Using a reverse split to obtain an up-listing to a major exchange and increasing the share price in order to meet qualifications is viewed in most cases as a very favorable sign for a company and is interpreted much differently than a company that is already listed on a major exchange and uses a reverse split to avoid being delisted.
At this juncture the reverse split by AIAD shouldn't be viewed as a negative event as it gives the Company the opportunity to vacate the OTC arena and join the ranks of peers on the major exchanges, increasing exposure and liquidity. Essentially meaning they'll be able to garner much needed attention from retail brokers and institutional investors as well as increasing their access to capital.

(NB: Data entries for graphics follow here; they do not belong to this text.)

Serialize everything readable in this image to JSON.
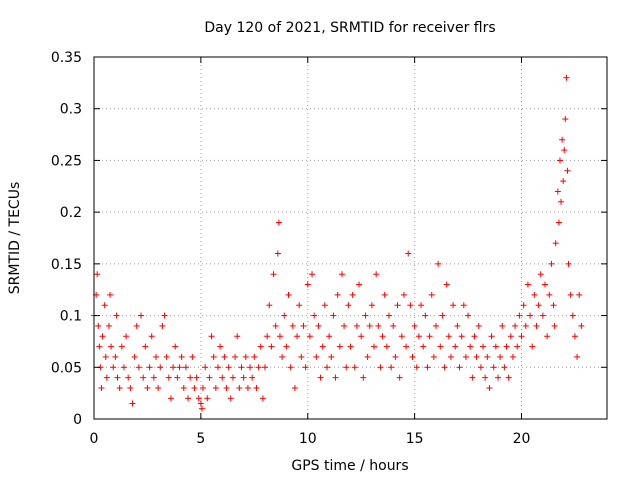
{
  "chart_data": {
    "type": "scatter",
    "title": "Day 120 of 2021, SRMTID for receiver flrs",
    "xlabel": "GPS time / hours",
    "ylabel": "SRMTID / TECUs",
    "xlim": [
      0,
      24
    ],
    "ylim": [
      0,
      0.35
    ],
    "grid": true,
    "marker": "+",
    "series_color": "#ff0000",
    "x_ticks": [
      {
        "value": 0,
        "label": "0"
      },
      {
        "value": 5,
        "label": "5"
      },
      {
        "value": 10,
        "label": "10"
      },
      {
        "value": 15,
        "label": "15"
      },
      {
        "value": 20,
        "label": "20"
      }
    ],
    "y_ticks": [
      {
        "value": 0,
        "label": "0"
      },
      {
        "value": 0.05,
        "label": "0.05"
      },
      {
        "value": 0.1,
        "label": "0.1"
      },
      {
        "value": 0.15,
        "label": "0.15"
      },
      {
        "value": 0.2,
        "label": "0.2"
      },
      {
        "value": 0.25,
        "label": "0.25"
      },
      {
        "value": 0.3,
        "label": "0.3"
      },
      {
        "value": 0.35,
        "label": "0.35"
      }
    ],
    "series": [
      {
        "name": "SRMTID",
        "points": [
          [
            0.0,
            0.1
          ],
          [
            0.1,
            0.12
          ],
          [
            0.15,
            0.14
          ],
          [
            0.2,
            0.09
          ],
          [
            0.25,
            0.07
          ],
          [
            0.3,
            0.05
          ],
          [
            0.35,
            0.03
          ],
          [
            0.4,
            0.08
          ],
          [
            0.5,
            0.11
          ],
          [
            0.55,
            0.06
          ],
          [
            0.6,
            0.04
          ],
          [
            0.7,
            0.09
          ],
          [
            0.75,
            0.12
          ],
          [
            0.8,
            0.07
          ],
          [
            0.9,
            0.05
          ],
          [
            1.0,
            0.06
          ],
          [
            1.05,
            0.1
          ],
          [
            1.1,
            0.04
          ],
          [
            1.2,
            0.03
          ],
          [
            1.3,
            0.07
          ],
          [
            1.4,
            0.05
          ],
          [
            1.5,
            0.08
          ],
          [
            1.6,
            0.04
          ],
          [
            1.7,
            0.03
          ],
          [
            1.8,
            0.015
          ],
          [
            1.9,
            0.06
          ],
          [
            2.0,
            0.09
          ],
          [
            2.1,
            0.05
          ],
          [
            2.2,
            0.1
          ],
          [
            2.3,
            0.04
          ],
          [
            2.4,
            0.07
          ],
          [
            2.5,
            0.03
          ],
          [
            2.6,
            0.05
          ],
          [
            2.7,
            0.08
          ],
          [
            2.8,
            0.04
          ],
          [
            2.9,
            0.06
          ],
          [
            3.0,
            0.03
          ],
          [
            3.1,
            0.05
          ],
          [
            3.2,
            0.09
          ],
          [
            3.3,
            0.1
          ],
          [
            3.4,
            0.06
          ],
          [
            3.5,
            0.04
          ],
          [
            3.6,
            0.02
          ],
          [
            3.7,
            0.05
          ],
          [
            3.8,
            0.07
          ],
          [
            3.9,
            0.04
          ],
          [
            4.0,
            0.05
          ],
          [
            4.1,
            0.06
          ],
          [
            4.2,
            0.03
          ],
          [
            4.3,
            0.05
          ],
          [
            4.4,
            0.02
          ],
          [
            4.5,
            0.04
          ],
          [
            4.6,
            0.06
          ],
          [
            4.7,
            0.03
          ],
          [
            4.8,
            0.04
          ],
          [
            4.9,
            0.02
          ],
          [
            5.0,
            0.015
          ],
          [
            5.05,
            0.01
          ],
          [
            5.1,
            0.03
          ],
          [
            5.2,
            0.05
          ],
          [
            5.3,
            0.02
          ],
          [
            5.4,
            0.04
          ],
          [
            5.5,
            0.08
          ],
          [
            5.6,
            0.06
          ],
          [
            5.7,
            0.03
          ],
          [
            5.8,
            0.05
          ],
          [
            5.9,
            0.07
          ],
          [
            6.0,
            0.04
          ],
          [
            6.1,
            0.06
          ],
          [
            6.2,
            0.03
          ],
          [
            6.3,
            0.05
          ],
          [
            6.4,
            0.02
          ],
          [
            6.5,
            0.04
          ],
          [
            6.6,
            0.06
          ],
          [
            6.7,
            0.08
          ],
          [
            6.8,
            0.03
          ],
          [
            6.9,
            0.05
          ],
          [
            7.0,
            0.04
          ],
          [
            7.1,
            0.06
          ],
          [
            7.2,
            0.03
          ],
          [
            7.3,
            0.05
          ],
          [
            7.4,
            0.04
          ],
          [
            7.5,
            0.06
          ],
          [
            7.6,
            0.03
          ],
          [
            7.7,
            0.05
          ],
          [
            7.8,
            0.07
          ],
          [
            7.9,
            0.02
          ],
          [
            8.0,
            0.05
          ],
          [
            8.1,
            0.08
          ],
          [
            8.2,
            0.11
          ],
          [
            8.3,
            0.07
          ],
          [
            8.4,
            0.14
          ],
          [
            8.5,
            0.09
          ],
          [
            8.6,
            0.16
          ],
          [
            8.65,
            0.19
          ],
          [
            8.7,
            0.08
          ],
          [
            8.8,
            0.06
          ],
          [
            8.9,
            0.1
          ],
          [
            9.0,
            0.07
          ],
          [
            9.1,
            0.12
          ],
          [
            9.2,
            0.05
          ],
          [
            9.3,
            0.09
          ],
          [
            9.4,
            0.03
          ],
          [
            9.5,
            0.08
          ],
          [
            9.6,
            0.11
          ],
          [
            9.7,
            0.06
          ],
          [
            9.8,
            0.09
          ],
          [
            9.9,
            0.05
          ],
          [
            10.0,
            0.13
          ],
          [
            10.1,
            0.08
          ],
          [
            10.2,
            0.14
          ],
          [
            10.3,
            0.1
          ],
          [
            10.4,
            0.06
          ],
          [
            10.5,
            0.09
          ],
          [
            10.6,
            0.04
          ],
          [
            10.7,
            0.07
          ],
          [
            10.8,
            0.11
          ],
          [
            10.9,
            0.05
          ],
          [
            11.0,
            0.08
          ],
          [
            11.1,
            0.06
          ],
          [
            11.2,
            0.1
          ],
          [
            11.3,
            0.04
          ],
          [
            11.4,
            0.12
          ],
          [
            11.5,
            0.07
          ],
          [
            11.6,
            0.14
          ],
          [
            11.7,
            0.09
          ],
          [
            11.8,
            0.05
          ],
          [
            11.9,
            0.11
          ],
          [
            12.0,
            0.07
          ],
          [
            12.1,
            0.12
          ],
          [
            12.2,
            0.05
          ],
          [
            12.3,
            0.09
          ],
          [
            12.4,
            0.13
          ],
          [
            12.5,
            0.08
          ],
          [
            12.6,
            0.04
          ],
          [
            12.7,
            0.1
          ],
          [
            12.8,
            0.06
          ],
          [
            12.9,
            0.09
          ],
          [
            13.0,
            0.11
          ],
          [
            13.1,
            0.07
          ],
          [
            13.2,
            0.14
          ],
          [
            13.3,
            0.09
          ],
          [
            13.4,
            0.05
          ],
          [
            13.5,
            0.08
          ],
          [
            13.6,
            0.12
          ],
          [
            13.7,
            0.07
          ],
          [
            13.8,
            0.1
          ],
          [
            13.9,
            0.05
          ],
          [
            14.0,
            0.09
          ],
          [
            14.1,
            0.06
          ],
          [
            14.2,
            0.11
          ],
          [
            14.3,
            0.04
          ],
          [
            14.4,
            0.08
          ],
          [
            14.5,
            0.12
          ],
          [
            14.6,
            0.07
          ],
          [
            14.7,
            0.16
          ],
          [
            14.8,
            0.11
          ],
          [
            14.9,
            0.06
          ],
          [
            15.0,
            0.09
          ],
          [
            15.1,
            0.05
          ],
          [
            15.2,
            0.08
          ],
          [
            15.3,
            0.11
          ],
          [
            15.4,
            0.07
          ],
          [
            15.5,
            0.1
          ],
          [
            15.6,
            0.05
          ],
          [
            15.7,
            0.08
          ],
          [
            15.8,
            0.12
          ],
          [
            15.9,
            0.06
          ],
          [
            16.0,
            0.09
          ],
          [
            16.1,
            0.15
          ],
          [
            16.2,
            0.07
          ],
          [
            16.3,
            0.1
          ],
          [
            16.4,
            0.05
          ],
          [
            16.5,
            0.13
          ],
          [
            16.6,
            0.08
          ],
          [
            16.7,
            0.06
          ],
          [
            16.8,
            0.11
          ],
          [
            16.9,
            0.07
          ],
          [
            17.0,
            0.09
          ],
          [
            17.1,
            0.05
          ],
          [
            17.2,
            0.08
          ],
          [
            17.3,
            0.11
          ],
          [
            17.4,
            0.06
          ],
          [
            17.5,
            0.1
          ],
          [
            17.6,
            0.07
          ],
          [
            17.7,
            0.04
          ],
          [
            17.8,
            0.08
          ],
          [
            17.9,
            0.06
          ],
          [
            18.0,
            0.09
          ],
          [
            18.1,
            0.05
          ],
          [
            18.2,
            0.07
          ],
          [
            18.3,
            0.04
          ],
          [
            18.4,
            0.06
          ],
          [
            18.5,
            0.03
          ],
          [
            18.6,
            0.08
          ],
          [
            18.7,
            0.05
          ],
          [
            18.8,
            0.07
          ],
          [
            18.9,
            0.04
          ],
          [
            19.0,
            0.06
          ],
          [
            19.1,
            0.09
          ],
          [
            19.2,
            0.05
          ],
          [
            19.3,
            0.07
          ],
          [
            19.4,
            0.04
          ],
          [
            19.5,
            0.08
          ],
          [
            19.6,
            0.06
          ],
          [
            19.7,
            0.09
          ],
          [
            19.8,
            0.07
          ],
          [
            19.9,
            0.1
          ],
          [
            20.0,
            0.08
          ],
          [
            20.1,
            0.11
          ],
          [
            20.2,
            0.09
          ],
          [
            20.3,
            0.13
          ],
          [
            20.4,
            0.1
          ],
          [
            20.5,
            0.07
          ],
          [
            20.6,
            0.12
          ],
          [
            20.7,
            0.09
          ],
          [
            20.8,
            0.11
          ],
          [
            20.9,
            0.14
          ],
          [
            21.0,
            0.1
          ],
          [
            21.1,
            0.13
          ],
          [
            21.2,
            0.08
          ],
          [
            21.3,
            0.12
          ],
          [
            21.4,
            0.15
          ],
          [
            21.5,
            0.11
          ],
          [
            21.55,
            0.09
          ],
          [
            21.6,
            0.17
          ],
          [
            21.7,
            0.22
          ],
          [
            21.75,
            0.19
          ],
          [
            21.8,
            0.25
          ],
          [
            21.85,
            0.21
          ],
          [
            21.9,
            0.27
          ],
          [
            21.95,
            0.23
          ],
          [
            22.0,
            0.26
          ],
          [
            22.05,
            0.29
          ],
          [
            22.1,
            0.33
          ],
          [
            22.15,
            0.24
          ],
          [
            22.2,
            0.15
          ],
          [
            22.3,
            0.12
          ],
          [
            22.4,
            0.1
          ],
          [
            22.5,
            0.08
          ],
          [
            22.6,
            0.06
          ],
          [
            22.7,
            0.12
          ],
          [
            22.8,
            0.09
          ]
        ]
      }
    ]
  }
}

Other related comparisons worth noting:
They have done an excellent job procuring funding in 2021 by not going the typical OTC company route through the standard toxic, continual issuance, promissory note option by securing 10M in capital through a registered direct offering (Securities Purchase Agreement) with an Institutional Investor.

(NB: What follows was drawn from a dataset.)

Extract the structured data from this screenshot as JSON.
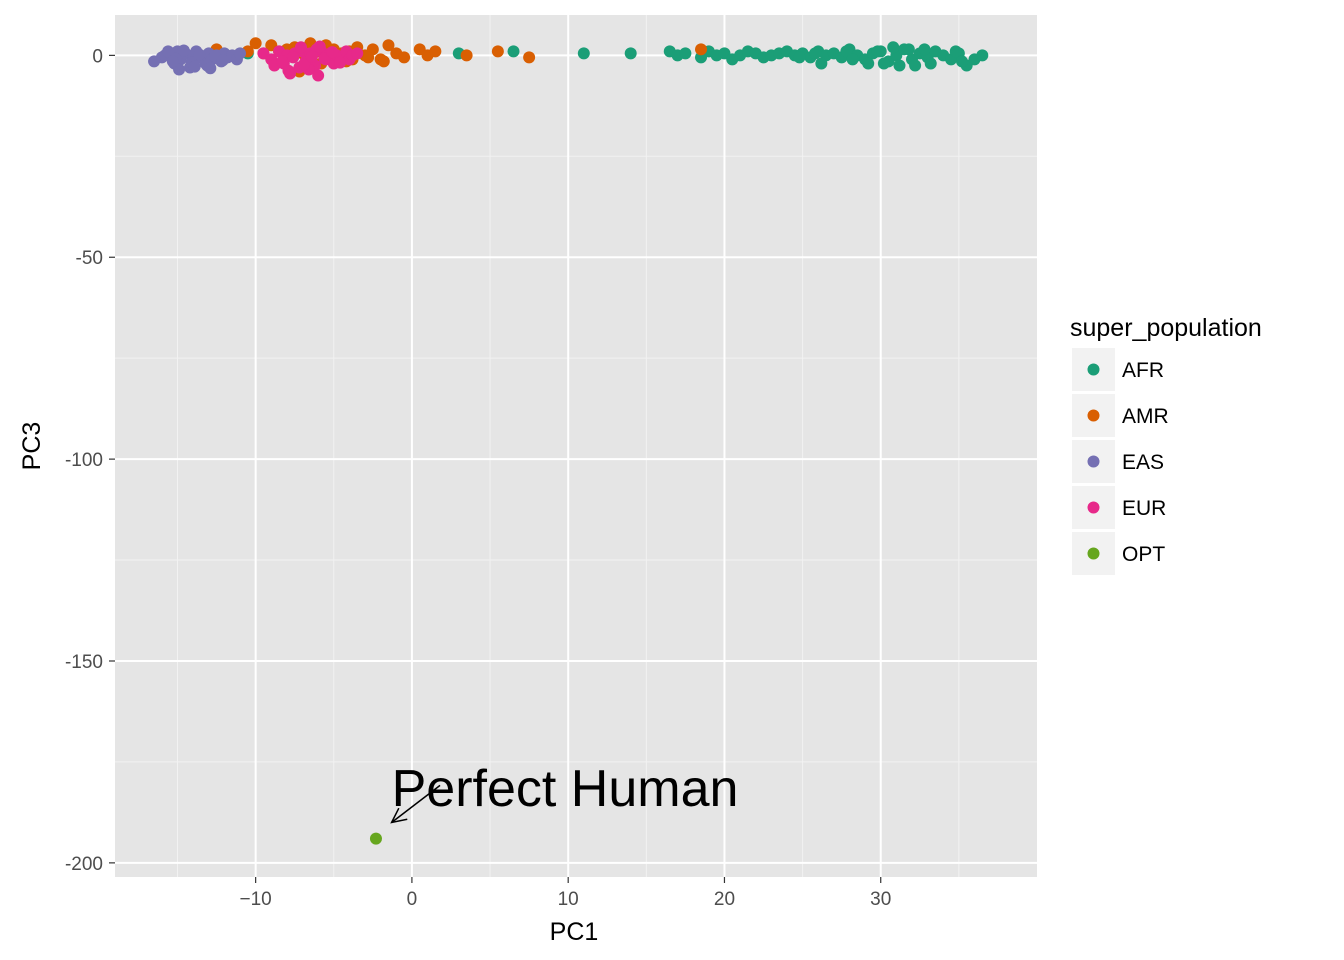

Which includes Investor X receiving 171,428,564 warrants with an exercise price of 4.54 cents as well as the Placement Agency receiving 10,714,286 warrants with an exercise price of 8.75 cents in place of cash.
Since securing the funding the O/S total has stayed in check over the last 3 Qtrs and in the last 10Q the following statement can be found "The Company’s current cash is sufficient to sustain the Company’s operations for approximately 18 months without additional borrowings."

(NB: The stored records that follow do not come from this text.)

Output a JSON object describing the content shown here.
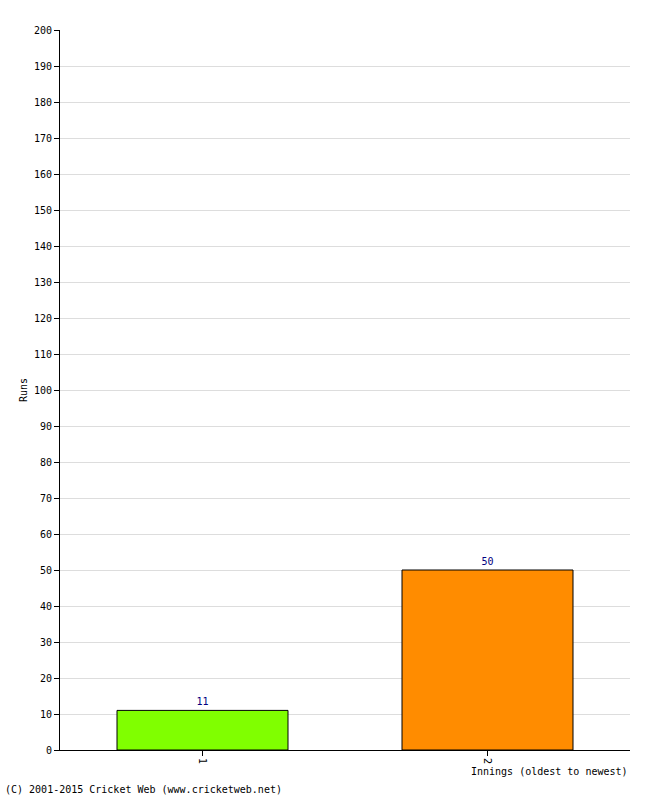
{
  "chart_data": {
    "type": "bar",
    "categories": [
      "1",
      "2"
    ],
    "values": [
      11,
      50
    ],
    "colors": [
      "#80ff00",
      "#ff8c00"
    ],
    "y_label": "Runs",
    "x_label": "Innings (oldest to newest)",
    "ylim": [
      0,
      200
    ],
    "yticks": [
      0,
      10,
      20,
      30,
      40,
      50,
      60,
      70,
      80,
      90,
      100,
      110,
      120,
      130,
      140,
      150,
      160,
      170,
      180,
      190,
      200
    ],
    "grid": true,
    "data_labels": true,
    "annotations": [
      {
        "text": "(C) 2001-2015 Cricket Web (www.cricketweb.net)"
      }
    ]
  }
}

In AIAD's case you can actually apply a respectable standard market measurement relative to companies on Major Exchanges due to the fact they're not your typical OTC equity representing a company that doesn't generate any revenues or have outstanding share totals in the area of the multi-multi billion range. AIAD currently has a price-to-sales ratio or sales multiple of 3.3 based on a TTM (trailing-twelve-month) revenue total of $7,123,544. Internet Software companies listed on Major Exchanges trade on average at an 11 multiple; SaaS (software-as-a-service) company’s trade on average at a 22 multiple; and one of the largest companies in AIAD’s space, The Trade Desk, currently trades at a multiple of 27 (and has been over 50 during the course of the last 52 weeks, prior to the recent overall market selloff.) Just as an example if AIAD was trading at those multiples the following share prices would apply: 11X’s = .075; 22X’s = .15; 27X’s = .184.
Bear in mind as the share price continues to appreciate AIAD can propose to amend the articles of incorporation in relation to the reverse stock split and change the ratio by going through the same process of approval by way of the holder of a majority of the voting power of the stockholders and fulfilling the formalities by filing the amendment with the Secretary of State Office.